MORE HANDS-ON APPROACH: Tan (second from left), seen here with the cast of his new movie 3688, hopes to get some students to shoot videos and interview their grandparents for story ideas.


    Sep 23, 2015

    Inspiring learning through mentors

    IF YOU are an established professional in fields such as languages, humanities, business, sports, or the sciences, the Ministry of Education (MOE) wants to work with you.

    It wants to build a network of individuals to work with schools and link them with industries and communities on a voluntary basis, as it ramps up schools' engagement with industry partners.

    Speaking at the MOE's annual work plan seminar at Ngee Ann Polytechnic yesterday, Education Minister Heng Swee Keat said: "We want to pool resource persons so that our schools can draw on their support to strengthen their programmes.

    "When parents, teachers, and the community work together, we multiply our efforts to make every student an engaged learner."

    For a start, 16 individuals and one organisation - the Agency for Science, Technology, and Research (A*Star) - across seven areas are onboard the initiative.

    Partners in the network, named Community of Pathfinders in Action, can plan activities such as talks, workshops, and job attachment programmes to reach out to students and their parents.

    While some schools with longer histories can tap on their alumni network for the same purpose, Mr Heng noted that not all schools have the same access to such people.

    "Some of our newer schools do not have strong alumni or the same profile in the community. We want to help every school and provide them with resources."

    The ministry aims to have 300 partners attached to schools by the end of next year, and 1,000 individuals in the network by end-2018.

    At Mayflower Secondary, which aims to build a niche area in aesthetics and effective communication programmes, principal Loo Ming Yaw said: "I'm very excited about this initiative, especially after hearing that film-maker Royston Tan is a partner as well.

    "The network will expose students to different careers too."

    The partners' work will complement that of the education and career guidance counsellors, who help students learn about their strengths and guide them to plan for their education and career paths.

    By next month, 50 such counsellors will be deployed to schools, and the ministry will have a total of 100 of them by next year.

    Film-maker Royston Tan, 39, one of the partners in the network, hopes to get students to be more hands-on under the scheme.

    "I usually give talks in schools, but under this scheme I'd like to customise programmes and work with a select group of students who have an interest in the arts," he said.

    He added that he hopes to get some students to shoot videos and interview their grandparents for story ideas.

    Dining chain Timbre Group's co-founder and managing director Edward Chia, 31, who is also on the scheme, said he hopes to reach out to parents, too.
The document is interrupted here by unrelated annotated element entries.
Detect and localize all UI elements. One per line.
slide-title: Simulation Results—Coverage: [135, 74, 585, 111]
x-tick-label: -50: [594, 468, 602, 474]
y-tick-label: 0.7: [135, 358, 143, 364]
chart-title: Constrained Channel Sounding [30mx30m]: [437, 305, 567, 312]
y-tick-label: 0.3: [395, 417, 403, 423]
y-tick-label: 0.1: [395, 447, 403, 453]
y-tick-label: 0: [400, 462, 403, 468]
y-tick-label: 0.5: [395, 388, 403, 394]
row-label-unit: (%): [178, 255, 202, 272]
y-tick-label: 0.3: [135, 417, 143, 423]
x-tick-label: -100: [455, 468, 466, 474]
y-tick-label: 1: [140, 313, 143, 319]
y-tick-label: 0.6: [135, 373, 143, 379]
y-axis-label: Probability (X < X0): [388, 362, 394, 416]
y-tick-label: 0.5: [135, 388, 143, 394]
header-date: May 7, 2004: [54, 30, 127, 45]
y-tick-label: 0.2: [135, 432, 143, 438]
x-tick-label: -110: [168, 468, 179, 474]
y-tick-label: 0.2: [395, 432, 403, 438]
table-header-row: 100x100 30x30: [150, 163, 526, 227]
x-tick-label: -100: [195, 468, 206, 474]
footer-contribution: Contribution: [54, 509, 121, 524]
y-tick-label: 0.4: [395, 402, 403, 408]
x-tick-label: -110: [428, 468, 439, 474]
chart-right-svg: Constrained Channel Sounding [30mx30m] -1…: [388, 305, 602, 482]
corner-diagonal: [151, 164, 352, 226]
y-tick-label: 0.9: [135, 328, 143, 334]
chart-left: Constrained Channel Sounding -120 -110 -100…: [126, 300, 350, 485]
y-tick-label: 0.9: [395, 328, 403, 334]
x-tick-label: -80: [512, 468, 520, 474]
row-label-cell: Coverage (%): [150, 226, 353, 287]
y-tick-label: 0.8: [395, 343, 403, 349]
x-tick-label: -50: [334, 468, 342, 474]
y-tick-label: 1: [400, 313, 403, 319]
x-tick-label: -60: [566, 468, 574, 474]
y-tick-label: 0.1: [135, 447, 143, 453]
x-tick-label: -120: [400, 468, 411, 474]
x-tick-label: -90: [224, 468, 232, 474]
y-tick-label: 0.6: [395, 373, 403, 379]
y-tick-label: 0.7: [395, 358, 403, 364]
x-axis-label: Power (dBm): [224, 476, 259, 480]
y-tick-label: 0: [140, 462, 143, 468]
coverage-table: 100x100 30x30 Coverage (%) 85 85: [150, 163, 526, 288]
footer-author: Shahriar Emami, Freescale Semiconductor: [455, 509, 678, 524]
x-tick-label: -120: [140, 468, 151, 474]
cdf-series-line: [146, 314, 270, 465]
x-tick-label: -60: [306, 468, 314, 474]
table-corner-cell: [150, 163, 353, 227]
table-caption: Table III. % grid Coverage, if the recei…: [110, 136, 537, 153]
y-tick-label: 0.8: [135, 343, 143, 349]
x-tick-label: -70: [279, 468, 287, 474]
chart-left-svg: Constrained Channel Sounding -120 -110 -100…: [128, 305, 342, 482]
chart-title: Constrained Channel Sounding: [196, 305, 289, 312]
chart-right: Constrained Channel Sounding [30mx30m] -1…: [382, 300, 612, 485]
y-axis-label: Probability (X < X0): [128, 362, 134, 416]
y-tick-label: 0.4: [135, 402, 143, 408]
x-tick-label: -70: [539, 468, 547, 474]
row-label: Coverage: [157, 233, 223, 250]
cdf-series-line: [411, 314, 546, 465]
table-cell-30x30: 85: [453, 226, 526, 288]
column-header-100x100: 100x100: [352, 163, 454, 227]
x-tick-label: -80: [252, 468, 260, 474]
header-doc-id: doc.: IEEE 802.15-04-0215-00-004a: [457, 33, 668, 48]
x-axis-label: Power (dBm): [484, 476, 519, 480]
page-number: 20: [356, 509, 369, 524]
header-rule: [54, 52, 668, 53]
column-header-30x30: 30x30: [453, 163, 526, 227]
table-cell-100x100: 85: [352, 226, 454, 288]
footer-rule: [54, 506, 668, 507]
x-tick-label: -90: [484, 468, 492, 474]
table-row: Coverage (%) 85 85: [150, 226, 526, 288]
    "It's important to build a conducive environment for children to pursue alternative routes," he said.

    Mr Chia, who co-founded live music venue Timbre when he was 21, before entering university, added: "I would not be doing a lot of what I'm doing now if my parents were not supportive."

    Rocket scientist Bidushi Bhattacharya, 50, who had spent years working with the National Aeronautics and Space Administration in United States, hopes to get students interested in science technology, engineering and mathematics through space technology development.

    She said: "I hope to get students to work on a small satellite. The students, from the primary to junior college and polytechnic levels can contribute what they can."

    "The younger ones can come up with ideas for the small satellite, which usually just has a single purpose, such as having a camera attached to it."